Let’s Import our Way to Manufacturing Recovery.

Today Stephen Harper announced that the Conservatives will support the hard hit manufacturing sector  by “abolishing tariffs on a wide range of imported machinery and equipment.”

There’s no question that higher rates of real investment in new plant and equipment are essential to a manufacturing recovery.  That’s why manufacturing unions,  the CLC and all parties on the Industry Commitee  of the House of Commons supported the two year fast write off for new investment in machinery and equipment introduced in the 2007 Conservative Budget.

Curiously, the Conservatives decided to phase out  the two year write off in the 2008  Budget, starting in 2010.  Jayson Myers, President of the industry group, Canadian Manufacturers and Exporters, responded as follows:

“Disadvantage Canada, that’s what this budget represents for Canada’s manufacturing and exporting sectors …”We were very specific in what the nation’s most innovative industry needed and we received recycled ideas and pocket change at a critical time when we needed tangible solutions. It’s disappointing.”

The new Conservative policy of tariff reduction is vague and fairly trivial. We already have zero tariffs with the US, the source of most of our M and E imports.

What is somewhat strange is that tariff reduction will surely undermine the competitive position of some Canadian M and E producers in the Canadian market, the opposite of a needed Made in Canada approach to recovery.

In 2007, Canada ran a large deficit of about $60 Billion in trade of machinery and equipment – with exports of $106.8 Billion and imports of $166.6 Billion. Do we want to increase this gap? Or should we be thinking about how to stimulate our few areas of stength in this area, such as manufacturing of equipment used in  our resource industries.

For my money, the better policy would have been to stick with a targeted incentive to machinery and equipment investment, and retain the small edge which Canadian equipment manufacturers retain from current tariffs.


  • From January through July 2008, Canada ran a $5.1-billion trade deficit in machinery and equipment with the European Union. On October 17, Canada will begin trade negotiations with the European Union. By announcing the unilateral elimination of (some) Canadian tariffs on machinery and equipment, Harper is throwing away bargaining chips on the eve of negotiations.

  • We run a deficit in bananas, too. Why does it matter if we run a deficit in M&E?

  • Tomorrow’s release of the Labour Force Survey should be another high point in the election.

    Who wants to lay down some cash on a bet that the LFS tomorrow will be quite mute on anything, i.e. displaying not much of a change in either direction.

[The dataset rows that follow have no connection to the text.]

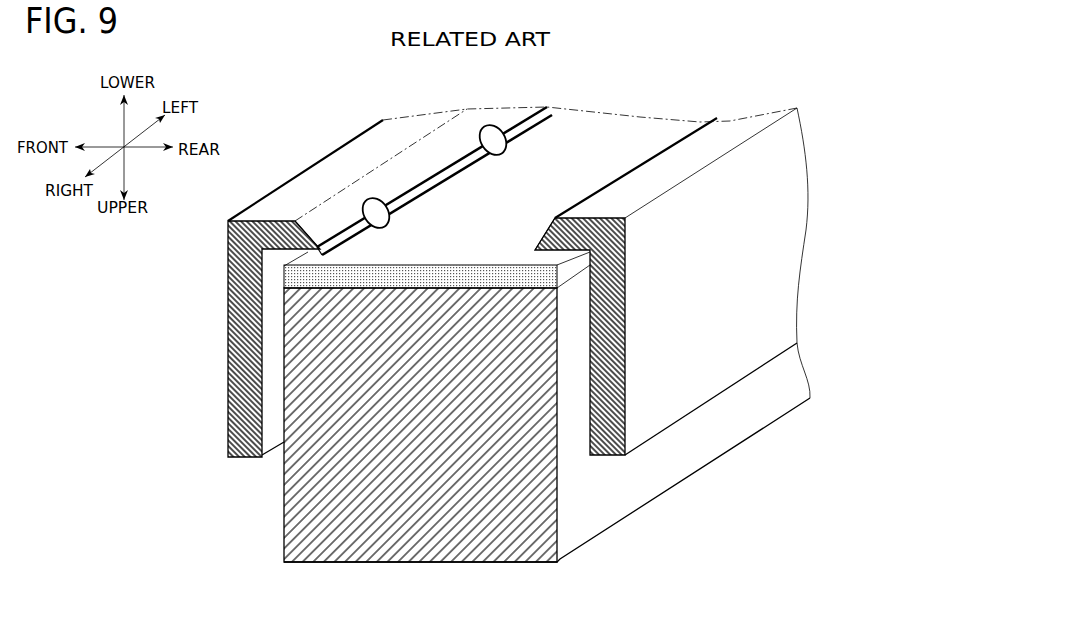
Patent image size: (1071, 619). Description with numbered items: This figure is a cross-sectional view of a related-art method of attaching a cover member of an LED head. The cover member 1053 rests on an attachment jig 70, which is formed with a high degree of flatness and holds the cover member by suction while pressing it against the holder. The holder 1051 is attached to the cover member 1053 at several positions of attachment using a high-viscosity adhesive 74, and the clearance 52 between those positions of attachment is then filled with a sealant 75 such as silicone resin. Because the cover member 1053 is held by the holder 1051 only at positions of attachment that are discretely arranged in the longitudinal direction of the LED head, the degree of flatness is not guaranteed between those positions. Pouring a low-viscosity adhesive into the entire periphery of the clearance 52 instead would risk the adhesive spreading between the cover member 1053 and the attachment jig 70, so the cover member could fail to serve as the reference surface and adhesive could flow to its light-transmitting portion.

The clearance 52 is at (227, 238).
The attachment jig 70 is at (284, 513).
The high-viscosity adhesive 74 is at (375, 198).
The sealant 75 is at (348, 233).
The holder 1051 is at (227, 375).
The cover member 1053 is at (600, 127).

    The truth is out there, will we see it finally? Don;t bank on it. But bank on this, next quarter we will see a big catch up in job loss. And I do not see how this is cheer leading a recession that the right winger’s make it out to be. We just want the real facts to be reported in the correct time frame and have policy maker’s react accordingly.

    This we have not seen from our statistical agency over the past few months. The numbers have been wrapped up in a political shroud of elections and denial.

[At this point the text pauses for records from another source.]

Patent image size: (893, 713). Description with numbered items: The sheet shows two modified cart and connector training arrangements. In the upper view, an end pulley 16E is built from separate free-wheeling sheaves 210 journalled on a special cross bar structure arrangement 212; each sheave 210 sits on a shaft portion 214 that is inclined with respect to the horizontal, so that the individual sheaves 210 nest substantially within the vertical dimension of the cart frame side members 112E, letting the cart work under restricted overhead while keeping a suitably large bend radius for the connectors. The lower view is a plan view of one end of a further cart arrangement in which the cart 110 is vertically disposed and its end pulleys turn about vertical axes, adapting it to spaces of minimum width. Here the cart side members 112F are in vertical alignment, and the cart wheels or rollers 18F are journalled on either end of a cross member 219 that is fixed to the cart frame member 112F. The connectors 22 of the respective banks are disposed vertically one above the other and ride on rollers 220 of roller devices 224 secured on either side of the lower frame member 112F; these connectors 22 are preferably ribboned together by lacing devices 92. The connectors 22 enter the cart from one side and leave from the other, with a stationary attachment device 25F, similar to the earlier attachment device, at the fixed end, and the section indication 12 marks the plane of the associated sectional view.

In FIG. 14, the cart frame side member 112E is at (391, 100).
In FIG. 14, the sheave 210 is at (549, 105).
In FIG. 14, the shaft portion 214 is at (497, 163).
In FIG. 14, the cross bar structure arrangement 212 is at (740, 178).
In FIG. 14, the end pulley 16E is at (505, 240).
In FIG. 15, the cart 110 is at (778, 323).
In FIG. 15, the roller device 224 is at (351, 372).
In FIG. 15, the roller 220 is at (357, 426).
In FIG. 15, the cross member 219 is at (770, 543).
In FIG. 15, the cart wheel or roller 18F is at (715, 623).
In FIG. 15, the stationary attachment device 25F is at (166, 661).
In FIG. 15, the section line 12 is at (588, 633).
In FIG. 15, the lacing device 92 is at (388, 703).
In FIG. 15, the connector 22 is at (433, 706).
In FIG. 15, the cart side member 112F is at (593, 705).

    We need to have a public review of statistical methods and collection versus political interference. We need reassurance after this period of highly suspect statistical releases on GDP and LFS numbers. How can we ensure non-interference.

    We take the government’s word for it? Just like the tainted meat, water quality, and many other cases.

    I think it is review time for Statistics Canada. How are the numbers measured, what kinds of transparency assurances do we have, is there some form of oversight structure we can put in place to ensure accuracy of reporting. I hate to say this but with the experiences that have been circulating I am highly suspect of the reporting process and I know for a fact that many economists should be as well.

    The numbers you pin your policy on, are not what you think.

    By the wayt- A deficit in M&E means you are relying on tech from elsewhere for your productivity, therefore you would be hard pressed to have a competitive advantage in good part of your nations production processes and value adding.

    It also means a lot of the high paying design jobs are located elsewhere which again is not good sign for one’s country.

    Having a surplus in M&E is a focal point for any developed nation and should be a policy focus of our government.

    Home grown industrial m&e is an important contributor to ones economy.

    Bananas, I guess in theory could be grown in Canada, but I am not sure how they would taste.


  • Stephen Gordon you demonstrate a fundamental misunderstanding of national trade, bananas do not grow in Canada as we do not posses adequate growing conditions. But manufacturing has long been a cornerstone in North American economies, Canada being no exception. The exodus of high paying jobs, mounting deficits and widening trade deficits only exhaust the Canadian economy and its workforce.

  • ‘Widening trade deficits’? Where? Canada has had a trade surplus for more than 10 years.